After over a year, the search for gravitational waves is about to begin once again. The Laser Interferometer Gravitational-Wave Observatory (LIGO) has been running upgrades since August 2017, and is in its final stages of testing before commencing its third observing run.
LIGO was responsible for the historical detection of gravitational waves in 2015. Gravitational waves are ripples in space-time, emanating from objects moving through space in just the right way, like two objects that orbit each other.
Much like two boats on a lake moving in circles, the orbiting bodies can send out waves to the edges of the water. In this analogy, the ‘flat’ lake is the fabric of space-time, which is flexible. It stretches and warps as things move through it. If you disturb this fabric with something catastrophic, say two orbiting black holes or two supernovae, gravitational waves will be sent out through the universe.
Gravitational waves were predicted by Einstein in 1915, but we have lacked the ability to observe them until recently. LIGO sends a split laser beam down 4km vacuum tubes. The beams bounce off incredibly precise mirrors 400 times before they’re superimposed onto each other with extreme accuracy, causing destructive interference. If a gravitational wave passes through Earth then the path length for a laser in one direction lengthens, while the other shortens, and a signal or ‘chirp’ will be recognised by the researchers in the observatories.
In February 2015, LIGO announced that it had made its first detection, the merging of two orbiting black holes. After this detection, LIGO ran for three and half months and observed another gravitational wave event. In January 2016, it was switched off and underwent upgrades until November 2016 to achieve greater sensitivity and reduce noise. In its second run, it observed neutron star events – resulting in 84 scientific papers being published.
Now, after a year of upgrades LIGO is nearly ready for its third observational run. Ultimately the goal of each LIGO upgrade period is to increase the detectors’ sensitivity, to increase the range at which we can detect gravitational waves and the frequency of them. We reached out to David Shoemaker, a senior MIT research scientist and spokesperson of the LIGO Scientific Collaboration, for some details about the upgrades. Over the last year, the mirrors of the interferometers have been replaced with those that have better reflective coatings.
Shoemaker said: “We have several different colours of light in the detectors: a near-infrared beam, very powerful, to enable the detection; but also a weaker green light used to help obtain the initial operating lengths of the detector (bringing optical cavities into resonance). These new mirrors have better reflectivity for the green. They also have less ripple on the surface. The result is a better use of the light we inject.”
In addition, the power of the lasers has been increased with new amplifiers, allowing for better resolution. “The more photons per second (i.e., light intensity) we have, the more precisely we can say how much light is falling on our light detector and the better resolution we have for changes in that rate that might be due to a passing gravitational wave.”

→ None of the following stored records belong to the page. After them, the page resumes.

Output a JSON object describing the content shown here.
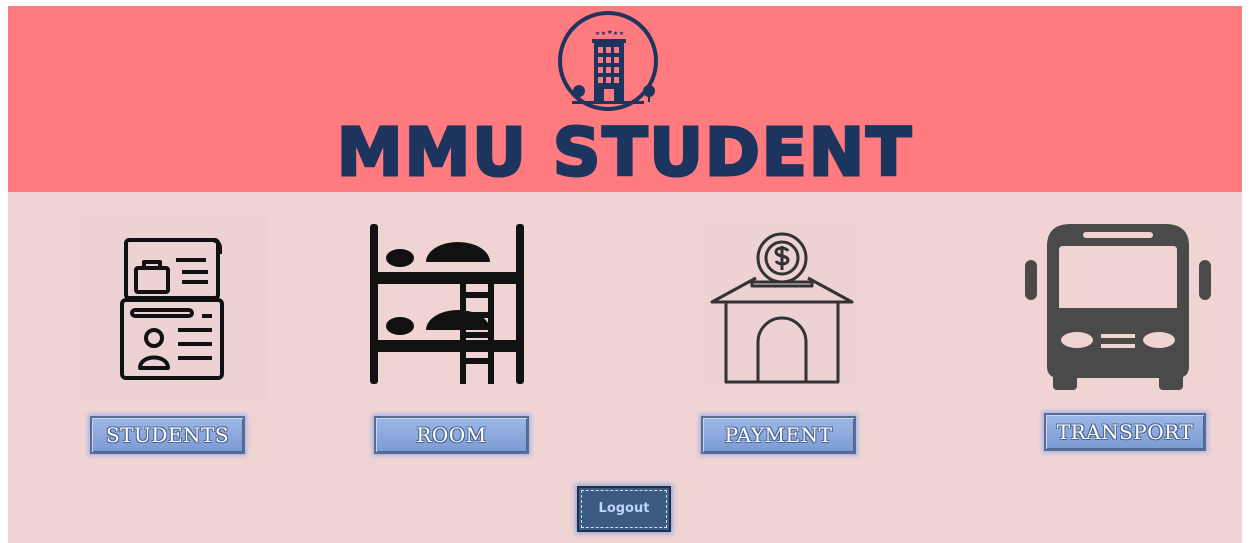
{
  "header": {
    "brand": "MMU STUDENT",
    "logo_icon": "hotel-building-icon",
    "bg_color": "#ff7b80",
    "brand_color": "#1d355e"
  },
  "nav": [
    {
      "label": "STUDENTS",
      "icon": "student-id-card-icon"
    },
    {
      "label": "ROOM",
      "icon": "bunk-bed-icon"
    },
    {
      "label": "PAYMENT",
      "icon": "payment-house-icon"
    },
    {
      "label": "TRANSPORT",
      "icon": "bus-icon"
    }
  ],
  "logout": {
    "label": "Logout"
  }
}
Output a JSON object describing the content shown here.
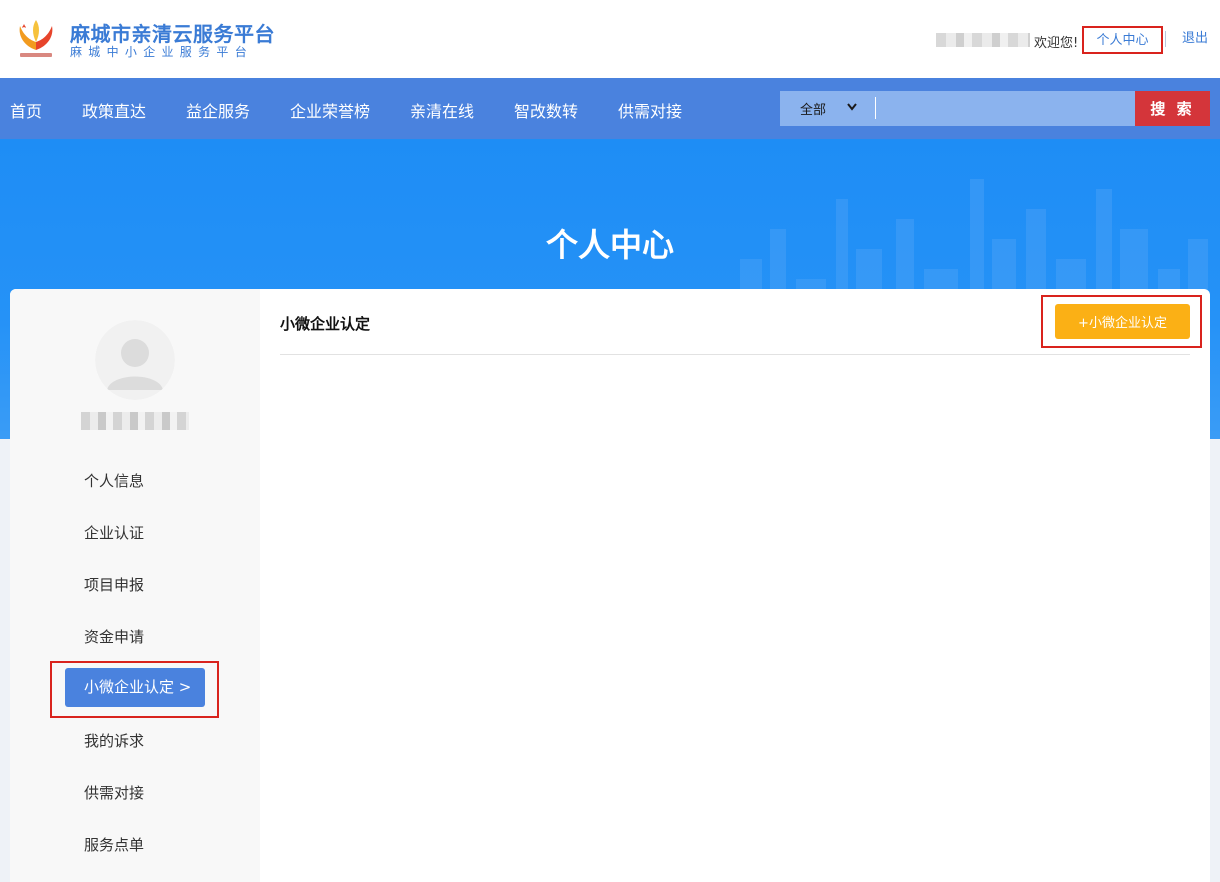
{
  "header": {
    "brand_title": "麻城市亲清云服务平台",
    "brand_subtitle": "麻城中小企业服务平台",
    "welcome": "欢迎您!",
    "personal_center": "个人中心",
    "logout": "退出"
  },
  "nav": {
    "items": [
      "首页",
      "政策直达",
      "益企服务",
      "企业荣誉榜",
      "亲清在线",
      "智改数转",
      "供需对接"
    ],
    "search": {
      "scope": "全部",
      "placeholder": "",
      "button": "搜 索"
    }
  },
  "banner": {
    "title": "个人中心"
  },
  "sidebar": {
    "menu": [
      "个人信息",
      "企业认证",
      "项目申报",
      "资金申请",
      "小微企业认定 >",
      "我的诉求",
      "供需对接",
      "服务点单"
    ],
    "active_index": 4
  },
  "content": {
    "title": "小微企业认定",
    "add_button": "+小微企业认定"
  },
  "colors": {
    "nav_bg": "#4a82de",
    "banner_bg": "#1e8df5",
    "search_btn": "#d4353a",
    "add_btn": "#fbb015",
    "highlight_outline": "#d9231d"
  }
}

As well as this, the interferometers use ‘squeezed light’ to improve sensitivity. The lasers are fired through a crystal that adjusts the rate of the photon flow so they are spaced out more evenly. This translates to a more complete wave pattern on the interferometer, an improvement to an uneven picture resultant from the inherent variability of photons. The detectors also have new panels to ensure no stray light leaks into the system.
However, the hunt for gravitational waves is a global one, and LIGO is not the only observatory upgrading. VIRGO, Italy’s partner observatory is undergoing its own upgrades, and when VIRGO and LIGO are both online researchers hope to detect mergers ten times more frequently each year. Japan’s Kamioka Gravitational Wave Detector (KAGRA), a unique underground and supercooled detector, is due to open late 2019. Furthermore, India is working on IndIGO, a $177 million observatory expected to be complete in 2024, which will further improve accuracy.